Il y a deux sortes de peuples : ceux qui imposent leur langue et ceux qui se laissent imposer une langue étrangère. La France a été longtemps le peuple de l’Europe qui imposait sa langue ; un Français d’alors, comme un Anglais d’aujourd’hui, ignorait volontairement les autres langues d’Europe ; tout mot étranger était pour lui du jargon et quand ce mot s’imposait au vocabulaire, il n’y entrait qu’habillé à la française. Allons-nous, sur les conseils des comités coloniaux, devenir une nation polyglotte, sans même nous apercevoir que cela serait un véritable suicide linguistique, et demain un suicide intellectuel ?

Je n’ai pas le courage de défendre avec enthousiasme, comme M. Jules Lemaître, « le règne définitif de l’industrie, du commerce et de l’argent »[61] ; je ne saurais calculer ce que vaut — valeur marchande — la parfaite connaissance de l’anglais, de l’allemand ou de l’espagnol ; ma vocation est de défendre, par des œuvres ou par des traités, la beauté et l’intégrité de la langue française, et de signaler les écueils vers lesquels des mains maladroites dirigent la nef glorieuse. Vilipender les langues étrangères n’est pas mon but, non plus que de déprécier le grec ; mais il faut que les domaines linguistiques soient nettement délimités : les mots grecs sont beaux dans les poètes grecs et les mots anglais dans Shakespeare ou dans Carlyle.
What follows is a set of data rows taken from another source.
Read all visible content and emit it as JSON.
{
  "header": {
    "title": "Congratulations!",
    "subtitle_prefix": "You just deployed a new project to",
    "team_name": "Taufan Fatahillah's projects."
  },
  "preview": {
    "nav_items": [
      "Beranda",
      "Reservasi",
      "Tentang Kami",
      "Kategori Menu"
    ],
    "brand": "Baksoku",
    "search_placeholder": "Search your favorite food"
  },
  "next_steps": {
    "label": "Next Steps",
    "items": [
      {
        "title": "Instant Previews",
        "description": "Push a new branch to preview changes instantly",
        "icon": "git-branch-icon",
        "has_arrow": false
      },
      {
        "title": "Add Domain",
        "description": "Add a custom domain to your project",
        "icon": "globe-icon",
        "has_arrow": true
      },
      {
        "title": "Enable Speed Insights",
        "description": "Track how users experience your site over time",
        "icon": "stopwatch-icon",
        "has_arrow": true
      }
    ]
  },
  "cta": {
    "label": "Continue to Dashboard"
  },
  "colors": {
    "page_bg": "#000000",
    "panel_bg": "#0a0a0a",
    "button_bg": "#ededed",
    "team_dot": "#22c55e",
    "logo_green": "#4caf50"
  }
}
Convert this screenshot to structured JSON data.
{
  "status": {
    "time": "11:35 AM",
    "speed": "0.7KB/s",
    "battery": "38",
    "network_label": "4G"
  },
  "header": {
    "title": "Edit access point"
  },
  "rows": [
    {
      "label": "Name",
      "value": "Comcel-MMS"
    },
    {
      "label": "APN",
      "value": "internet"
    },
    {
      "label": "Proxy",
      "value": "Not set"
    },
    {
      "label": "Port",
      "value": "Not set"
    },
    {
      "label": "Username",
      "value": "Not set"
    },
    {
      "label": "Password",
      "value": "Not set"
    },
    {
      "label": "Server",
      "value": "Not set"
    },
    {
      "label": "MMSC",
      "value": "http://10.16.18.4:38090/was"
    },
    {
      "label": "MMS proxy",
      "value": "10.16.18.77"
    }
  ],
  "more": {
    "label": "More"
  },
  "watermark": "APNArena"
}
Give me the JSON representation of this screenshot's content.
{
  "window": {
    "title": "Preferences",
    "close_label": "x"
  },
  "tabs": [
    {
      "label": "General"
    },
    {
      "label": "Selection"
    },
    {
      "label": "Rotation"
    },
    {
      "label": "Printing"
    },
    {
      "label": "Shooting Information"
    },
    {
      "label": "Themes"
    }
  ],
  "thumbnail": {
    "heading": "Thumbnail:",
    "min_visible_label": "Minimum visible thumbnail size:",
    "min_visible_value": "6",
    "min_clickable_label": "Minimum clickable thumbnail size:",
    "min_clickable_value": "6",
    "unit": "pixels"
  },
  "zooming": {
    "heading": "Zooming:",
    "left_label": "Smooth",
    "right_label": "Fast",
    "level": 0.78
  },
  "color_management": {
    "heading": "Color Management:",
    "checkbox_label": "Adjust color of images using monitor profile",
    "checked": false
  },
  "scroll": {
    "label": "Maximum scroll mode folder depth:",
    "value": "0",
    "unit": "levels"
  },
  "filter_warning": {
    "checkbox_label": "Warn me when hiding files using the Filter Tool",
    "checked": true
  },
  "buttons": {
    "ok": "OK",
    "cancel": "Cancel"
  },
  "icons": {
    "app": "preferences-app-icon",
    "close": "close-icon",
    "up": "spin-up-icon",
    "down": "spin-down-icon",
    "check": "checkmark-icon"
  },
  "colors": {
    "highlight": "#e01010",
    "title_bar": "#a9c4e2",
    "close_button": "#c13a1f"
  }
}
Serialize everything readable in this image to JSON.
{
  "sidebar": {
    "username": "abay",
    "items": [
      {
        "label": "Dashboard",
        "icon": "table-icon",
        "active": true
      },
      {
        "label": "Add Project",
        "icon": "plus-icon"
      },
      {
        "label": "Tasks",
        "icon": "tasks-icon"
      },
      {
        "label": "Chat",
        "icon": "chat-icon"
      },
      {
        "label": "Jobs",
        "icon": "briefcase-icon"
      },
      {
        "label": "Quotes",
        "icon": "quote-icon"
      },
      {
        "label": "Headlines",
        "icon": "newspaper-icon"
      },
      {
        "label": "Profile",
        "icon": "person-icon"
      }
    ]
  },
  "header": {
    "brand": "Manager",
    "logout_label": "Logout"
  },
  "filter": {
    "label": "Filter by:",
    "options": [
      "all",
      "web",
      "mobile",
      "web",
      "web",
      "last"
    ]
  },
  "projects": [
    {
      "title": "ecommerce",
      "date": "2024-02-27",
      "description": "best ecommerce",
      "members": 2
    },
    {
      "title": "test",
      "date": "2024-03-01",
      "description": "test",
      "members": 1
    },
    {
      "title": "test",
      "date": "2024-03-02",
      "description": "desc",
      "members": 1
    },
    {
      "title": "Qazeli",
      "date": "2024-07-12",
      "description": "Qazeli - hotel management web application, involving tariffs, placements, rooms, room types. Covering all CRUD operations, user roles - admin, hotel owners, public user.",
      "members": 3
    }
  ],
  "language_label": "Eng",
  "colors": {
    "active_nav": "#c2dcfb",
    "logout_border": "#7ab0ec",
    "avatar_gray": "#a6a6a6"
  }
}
[61] Opinions à répandre : Contre l’Enseignement classique. — Le Figaro, 25 février 1898.

Un homme intelligent et averti peut savoir plusieurs langues sans avoir la tentation d’entremêler leurs vocabulaires ; c’est au contraire la joie du vulgaire de se vanter d’une demi-science, et le penchant des inattentifs d’exprimer leurs idées avec le premier mot qui surgit à leurs lèvres. La connaissance d’une langue étrangère est en général un danger grave pour la pureté de l’élocution et peut-être aussi pour la pureté de la pensée. Les peuples bilingues sont presque toujours des peuples inférieurs.

M. Jules Lemaître juge ainsi que du temps perdu les années passées au collège à « ne pas apprendre le latin » ; mais il ne s’agit pas d’apprendre le latin : il s’agit de ne pas désapprendre le français. Il vaut mieux perdre son temps que de l’employer à des exercices de déformation intellectuelle. On a récemment insinué qu’un bon moyen pour inculquer aux Français une langue étrangère serait de les envoyer faire leurs études à l’étranger. Les « petits Français » seraient remplacés en France par des petits Anglais, par des petits Allemands ; ainsi chaque peuple, oubliant sa langue maternelle, irait patoiser chez son voisin : système excellent, grâce auquel les Européens, sachant toutes langues, n’en sauraient parfaitement aucune.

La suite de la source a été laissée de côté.